わが社のアジア戦略/ダイワボウホールディングス

2015年09月24日 (木曜日)

取締役常務執行役員/繊維事業統括/門前 英樹 氏

成長戦略の中核担う

 今期から新3カ年中期経営計画「イノベーション21」第二次計画がスタートしたダイワボウホールディングス。繊維事業は経常利益倍増を狙う。その成長戦略の中核を担うのがアジア戦略だ。衣料品・生活資材分野だけでなく化合繊・機能資材分野でも積極的な拡大を目指し、投資を進めてきた。繊維事業を統括する門前英樹取締役常務執行役員に今後の戦略を聞いた。

衣料事業は選択と集中

  ――今期から新中期経営計画が始まりました。

 繊維事業は最終年度となる2017年度に経常利益を現状から倍増を狙っています。そのために「成長戦略の加速」「グローバル戦略の展開」「連結経営力の強化」を基本方針に据えていますが、なかでも成長戦略とグローバル戦略の中核を担うのがアセアンを中心としたアジア戦略です。そのための投資もすでに実施してきました。例えばインドネシア子会社のダイワボウ・インダストリアル・ファブリックス・インドネシア(DII)とダイワボウ・シーテック・インドネシア(DSI)はともに増床が完了し、DIIは仕上げ設備を、DSIは加工設備を増強しました。また、不織布製造のダイワボウ・ノンウーブン・インドネシアも2系列目の増設工事が6月に完了し、運転を開始しています。こうした投資の成果を生かし、アジア地域での化合繊・機能資材事業の拡大を進めます。とくに現地の需要を積極的に取り込むことで“地産地消”のビジネスモデルを構築することが目標となります。

  ――衣料分野については。

 衣料は“選択と集中”によって収益性を高めることがテーマとなります。そこで縫製のダヤニガーメント・インドネシア(DGI)は6月にチカンペック工場を閉鎖し、生産をブカシ本社工場に集約しました。

 今後、DGIは独自性のある原料使いなど高付加価値品の縫製に特化し、それ以外は中部ジャワ地区に立地するダイワボウガーメント・インドネシア(DAI)に移管します。

  ――大和紡績香港の役割も大きくなっています。

 設立から4年目に入ったわけですが、中計では最終年度に売上高を現在の4倍規模にまで拡大する計画です。

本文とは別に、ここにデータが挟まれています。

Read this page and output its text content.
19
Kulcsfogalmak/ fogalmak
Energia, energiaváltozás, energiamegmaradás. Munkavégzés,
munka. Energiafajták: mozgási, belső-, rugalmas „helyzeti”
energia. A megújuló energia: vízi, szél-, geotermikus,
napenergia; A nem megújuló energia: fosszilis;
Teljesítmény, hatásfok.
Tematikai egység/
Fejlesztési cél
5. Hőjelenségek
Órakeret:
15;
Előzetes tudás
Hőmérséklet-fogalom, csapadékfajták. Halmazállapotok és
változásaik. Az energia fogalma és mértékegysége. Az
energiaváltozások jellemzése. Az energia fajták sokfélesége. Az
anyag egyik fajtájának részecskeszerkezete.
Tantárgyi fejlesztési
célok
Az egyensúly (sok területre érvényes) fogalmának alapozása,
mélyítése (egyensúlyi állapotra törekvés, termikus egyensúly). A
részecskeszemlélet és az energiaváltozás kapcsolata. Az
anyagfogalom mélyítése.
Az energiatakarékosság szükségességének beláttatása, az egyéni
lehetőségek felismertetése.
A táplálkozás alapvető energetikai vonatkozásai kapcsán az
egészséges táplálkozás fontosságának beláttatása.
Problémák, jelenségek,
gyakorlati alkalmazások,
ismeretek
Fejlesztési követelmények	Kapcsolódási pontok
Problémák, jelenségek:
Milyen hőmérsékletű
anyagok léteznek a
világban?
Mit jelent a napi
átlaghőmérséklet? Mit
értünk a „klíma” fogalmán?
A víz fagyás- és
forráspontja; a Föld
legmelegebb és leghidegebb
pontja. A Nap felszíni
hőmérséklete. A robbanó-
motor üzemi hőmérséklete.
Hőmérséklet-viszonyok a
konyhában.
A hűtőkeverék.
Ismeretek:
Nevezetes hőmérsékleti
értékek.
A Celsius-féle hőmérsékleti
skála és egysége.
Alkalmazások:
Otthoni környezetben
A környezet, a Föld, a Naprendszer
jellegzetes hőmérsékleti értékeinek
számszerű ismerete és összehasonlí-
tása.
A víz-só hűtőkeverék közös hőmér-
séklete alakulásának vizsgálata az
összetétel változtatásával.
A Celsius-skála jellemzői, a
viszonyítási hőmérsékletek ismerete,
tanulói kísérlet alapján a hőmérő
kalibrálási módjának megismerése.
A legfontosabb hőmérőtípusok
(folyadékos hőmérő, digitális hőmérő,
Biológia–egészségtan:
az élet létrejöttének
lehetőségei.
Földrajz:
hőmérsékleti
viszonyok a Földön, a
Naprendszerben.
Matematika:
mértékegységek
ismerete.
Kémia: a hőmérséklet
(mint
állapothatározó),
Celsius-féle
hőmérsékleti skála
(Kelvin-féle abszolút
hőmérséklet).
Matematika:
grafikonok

これまでの3年間はダイワボウノイから移管された仕事が中心でした。今後はアセアン生産した製品を欧米に輸出するなど自前のビジネスを拡大させます。また、DNIの生産品を中国に販売するなどダイワボウポリテックと連携したビジネスや、産業資材関連の販売も拡大することになります。

 ――中国事業についてはいかがですか。

 中国縫製の強みは、やはりQRです。これはとくにカジュアル製品の分野で生きる。実際に蘇州大和針織服装も現在はカジュアル製品の縫製でフル稼働が続いています。さらに独自原料・加工を使った商品など高付加価値製品の生産を拡大させていくことになります。

  ――中計初年度も前半が終わります。

 前年度から準備を進めてきました。中計1年目から全力疾走できる体制になっています。計画を前倒しで達成するぐらいの意気込みで今後、事業戦略の実行に取り組みます。

ダイワボウホールディングス ジャカルタ事務所/産資で新規市場開拓

 ダイワボウホールディングスのジャカルタ事務所が取り組んできたインドネシアのグループ関係会社の営業支援業務によって新規市場の開拓が進みつつある。とくに産業資材分野で新規受注を獲得するなど成果が上がってきた。

 ジャカルタ事務所の岩城宏之副所長によると「DIIはインドネシアを含むアセアン地域で販売が拡大している。現地営業スタッフも増員した成果が出た」と話す。引き続き産資用織物の拡販を進める戦略だ。

 また、DSIもインドネシア内販に重点的に取り組んでおり、建築資材で新規受注の獲得に成功した。「従来は日本から輸入されていた商品をDSIの生産品に置き換えることに成功した」

 現在、インドネシアでは日系ゼネコンを中心に建設現場で使用する資材の高度化が進められている。このためDSIが生産する建築資材も今後の需要拡大が期待できるという。

 一方、衣料分野ではDGIとDAIを中心に縫製事業の再編が進んだ。加えて紡織加工のプリマテキスコ・インドネシアも「国内販売は内需不振で苦戦しているが、日本向けは糸・生地とも健闘している」という。ジャカルタ事務所では、引き続き情報収集と営業支援活動でインドネシアのグループ会社の事業拡大をサポートする。